Even though such measures negatively affect Cuban families and the budding private sector on the Caribbean island, Washington argues that they are trying to make Cuba give up its alleged intelligence and security support for Nicolas Maduro’s government in Venezuela.
On the other hand, Diaz-Canel defends his unconditional support for the Venezuelan government, which he holds a strategic alliance with, while also inviting Washington to maintain civilized relations based on equality and respect for national sovereignty.
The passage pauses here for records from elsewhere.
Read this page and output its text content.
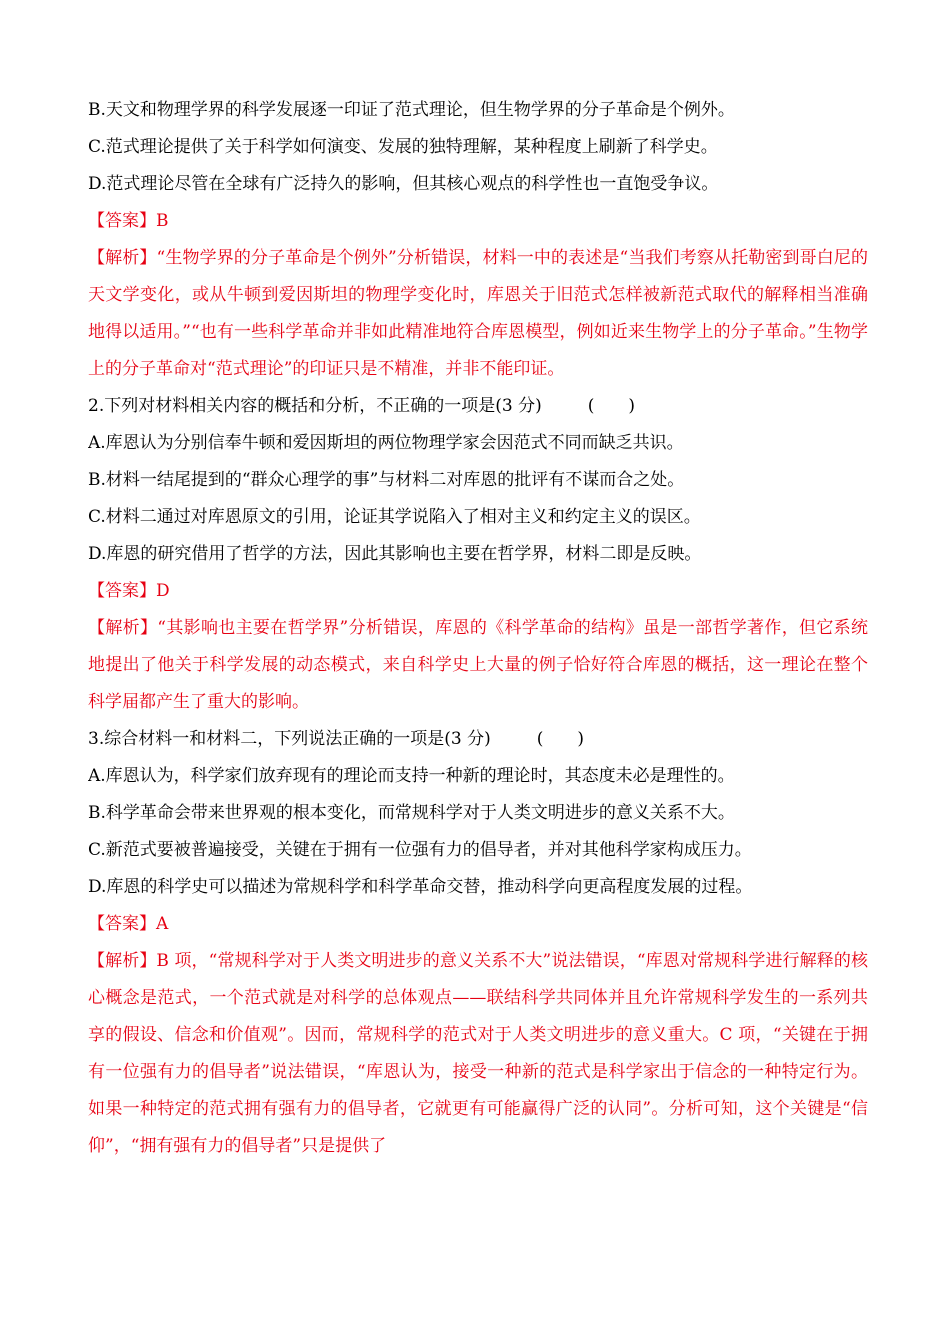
B.天文和物理学界的科学发展逐一印证了范式理论，但生物学界的分子革命是个例外。

C.范式理论提供了关于科学如何演变、发展的独特理解，某种程度上刷新了科学史。

D.范式理论尽管在全球有广泛持久的影响，但其核心观点的科学性也一直饱受争议。

【答案】B

【解析】“生物学界的分子革命是个例外”分析错误，材料一中的表述是“当我们考察从托勒密到哥白尼的天文学变化，或从牛顿到爱因斯坦的物理学变化时，库恩关于旧范式怎样被新范式取代的解释相当准确地得以适用。”“也有一些科学革命并非如此精准地符合库恩模型，例如近来生物学上的分子革命。”生物学上的分子革命对“范式理论”的印证只是不精准，并非不能印证。

2.下列对材料相关内容的概括和分析，不正确的一项是(3 分)	(　　)

A.库恩认为分别信奉牛顿和爱因斯坦的两位物理学家会因范式不同而缺乏共识。

B.材料一结尾提到的“群众心理学的事”与材料二对库恩的批评有不谋而合之处。

C.材料二通过对库恩原文的引用，论证其学说陷入了相对主义和约定主义的误区。

D.库恩的研究借用了哲学的方法，因此其影响也主要在哲学界，材料二即是反映。

【答案】D

【解析】“其影响也主要在哲学界”分析错误，库恩的《科学革命的结构》虽是一部哲学著作，但它系统地提出了他关于科学发展的动态模式，来自科学史上大量的例子恰好符合库恩的概括，这一理论在整个科学届都产生了重大的影响。

3.综合材料一和材料二，下列说法正确的一项是(3 分)	(　　)

A.库恩认为，科学家们放弃现有的理论而支持一种新的理论时，其态度未必是理性的。

B.科学革命会带来世界观的根本变化，而常规科学对于人类文明进步的意义关系不大。

C.新范式要被普遍接受，关键在于拥有一位强有力的倡导者，并对其他科学家构成压力。

D.库恩的科学史可以描述为常规科学和科学革命交替，推动科学向更高程度发展的过程。

【答案】A

【解析】B 项，“常规科学对于人类文明进步的意义关系不大”说法错误，“库恩对常规科学进行解释的核心概念是范式，一个范式就是对科学的总体观点——联结科学共同体并且允许常规科学发生的一系列共享的假设、信念和价值观”。因而，常规科学的范式对于人类文明进步的意义重大。C 项，“关键在于拥有一位强有力的倡导者”说法错误，“库恩认为，接受一种新的范式是科学家出于信念的一种特定行为。如果一种特定的范式拥有强有力的倡导者，它就更有可能赢得广泛的认同”。分析可知，这个关键是“信仰”，“拥有强有力的倡导者”只是提供了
Cuba has accused the Trump administration, on more than one occasion, of trying to divide the region and put the Monroe Doctrine (1823) back into swing.
Summarized in the phrase “America for the Americans”, this doctrine was conceived as a principle of US foreign policy to ensure its supremacy in Latin America.
In November, the resolution “Necessity of ending the economic, commercial and financial embargo imposed by the United States of America against Cuba” was put up for vote at the UN General Assembly for the 28th consecutive time, and received support from 187 countries out of the multilateral forum’s 193 member States, although the resolution in itself isn’t binding in any way.
For the first time ever, Brazil voted alongside the US and Israel in favor of maintaining the embargo, while Colombia, now under right-wing Ivan Duque’s leadership, abstained, which broke Latin America’s unanimous condemnation of this US policy.
In early October, Colombian academics and intellectuals considered it a mistake that Bogota break diplomatic ties with Cuba, after Duque and members of his cabinet called into question protocols of the dialogue process with the National Liberation Army, which was being held in Cuba.
Experts have drawn attention to the weakening of concepts of integration and consensus that guided CELAC’s own constitution, in December 2011, as well as the virtual dismantling of the Union of South American Nations (UNASUR).
In the face of a spike in regional hostility and disagreements, analysts warn about the need to comply with one of the most symbolic agreements of CELAC’s 33 Member States, the Proclamation of Latin America and the Caribbean as a zone of peace, which was signed in January 2014, in Havana too it just so happens.
Many people saw it as an encouraging sign that the Mexican government is taking on CELAC’s pro tempore presidency with the mission to strengthen and consolidate the most important cooperation agency within the region.
However, Brazil has confirmed that it won’t be collaborating with this body because of the presence of Venezuela and Cuba, journalists report. On January 24th, Bolivia’s interim government announced the suspension of diplomatic relations with Cuba, which is another challenge the island will have to navigate.